Le livre des Baltimore
03 mai 2016
Auteur : Joël Dicker
Références bibliographiques : lien
Tout le monde reconnait Marcus Goldman comme étant "cet écrivain". Sa famille comporte une branche qui habite à Montclair (ses parents et lui-même) et une branche qui habite à Baltimore (son oncle Saul, sa tante Anita et ses cousins Hillel et Woody). Le livre retrace leurs aventures respectives communes et séparées au gré de la fantaisie narratrice de Marcus, des ses douleurs nostalgiques. Et bien sûr du Drame annoncé dès le prologue.
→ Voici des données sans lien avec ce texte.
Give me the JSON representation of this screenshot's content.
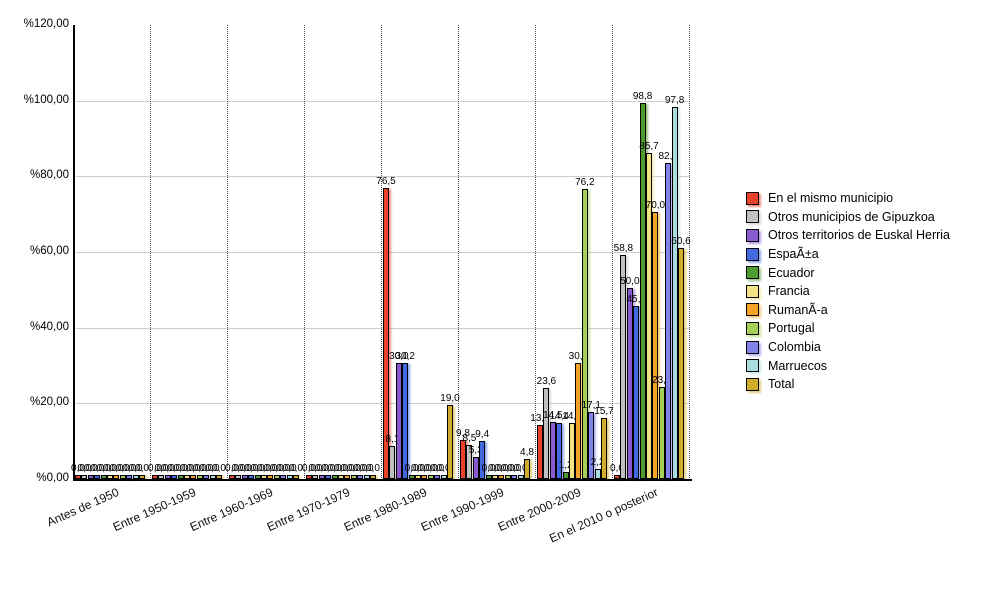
{
  "chart_data": {
    "type": "bar",
    "title": "",
    "categories": [
      "Antes de 1950",
      "Entre 1950-1959",
      "Entre 1960-1969",
      "Entre 1970-1979",
      "Entre 1980-1989",
      "Entre 1990-1999",
      "Entre 2000-2009",
      "En el 2010 o posterior"
    ],
    "series": [
      {
        "name": "En el mismo municipio",
        "color": "#e8432a",
        "values": [
          0,
          0,
          0,
          0,
          76.5,
          9.8,
          13.7,
          0
        ]
      },
      {
        "name": "Otros municipios de Gipuzkoa",
        "color": "#c0c0c0",
        "values": [
          0,
          0,
          0,
          0,
          8.1,
          8.5,
          23.6,
          58.8
        ]
      },
      {
        "name": "Otros territorios de Euskal Herria",
        "color": "#8a5bd0",
        "values": [
          0,
          0,
          0,
          0,
          30.0,
          5.3,
          14.5,
          50.0
        ]
      },
      {
        "name": "EspaÃ±a",
        "color": "#4169e0",
        "values": [
          0,
          0,
          0,
          0,
          30.2,
          9.4,
          14.4,
          45.3
        ]
      },
      {
        "name": "Ecuador",
        "color": "#4f9b30",
        "values": [
          0,
          0,
          0,
          0,
          0,
          0,
          1.2,
          98.8
        ]
      },
      {
        "name": "Francia",
        "color": "#f1e283",
        "values": [
          0,
          0,
          0,
          0,
          0,
          0,
          14.3,
          85.7
        ]
      },
      {
        "name": "RumanÃ-a",
        "color": "#f5a226",
        "values": [
          0,
          0,
          0,
          0,
          0,
          0,
          30.0,
          70.0
        ]
      },
      {
        "name": "Portugal",
        "color": "#a6cf58",
        "values": [
          0,
          0,
          0,
          0,
          0,
          0,
          76.2,
          23.8
        ]
      },
      {
        "name": "Colombia",
        "color": "#8282ea",
        "values": [
          0,
          0,
          0,
          0,
          0,
          0,
          17.1,
          82.9
        ]
      },
      {
        "name": "Marruecos",
        "color": "#a9dcdf",
        "values": [
          0,
          0,
          0,
          0,
          0,
          0,
          2.2,
          97.8
        ]
      },
      {
        "name": "Total",
        "color": "#d0ad2a",
        "values": [
          0,
          0,
          0,
          0,
          19.0,
          4.8,
          15.7,
          60.6
        ]
      }
    ],
    "ylim": [
      0,
      120
    ],
    "yticks": [
      0,
      20,
      40,
      60,
      80,
      100,
      120
    ],
    "ytick_labels": [
      "%0,00",
      "%20,00",
      "%40,00",
      "%60,00",
      "%80,00",
      "%100,00",
      "%120,00"
    ],
    "value_label_decimal_separator": ",",
    "grid": "horizontal solid gridlines, vertical dotted category separators",
    "legend_position": "right"
  }
}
Les épisodes passent de son enfance au présent en passant par d'autres événements marquants la famille Goldman (et surtout le gang composé des trois cousins et d'autres membres au gré des circonstances).
Saul est avocat et gagne très bien sa vie. Anita est médecin. Hillel est intelligent, Woody sportif. L'enfant Marcus est ravi de passer autant de moments possibles avec ses cousins à Baltimore, Miami ou aux Hamptons... Le gang des Goldman mène une existence trépidante entre le basket, le jardinage et le football américain. Vient compléter le trio des cousins Scott Neville atteint de mucoviscidose. Puis Alexandra Neville, soeur aînée de Scott. Puis Patrick Neville, père des deux précédents. Le tout étalé sur les années 1990-2000 entre l'école et l'université...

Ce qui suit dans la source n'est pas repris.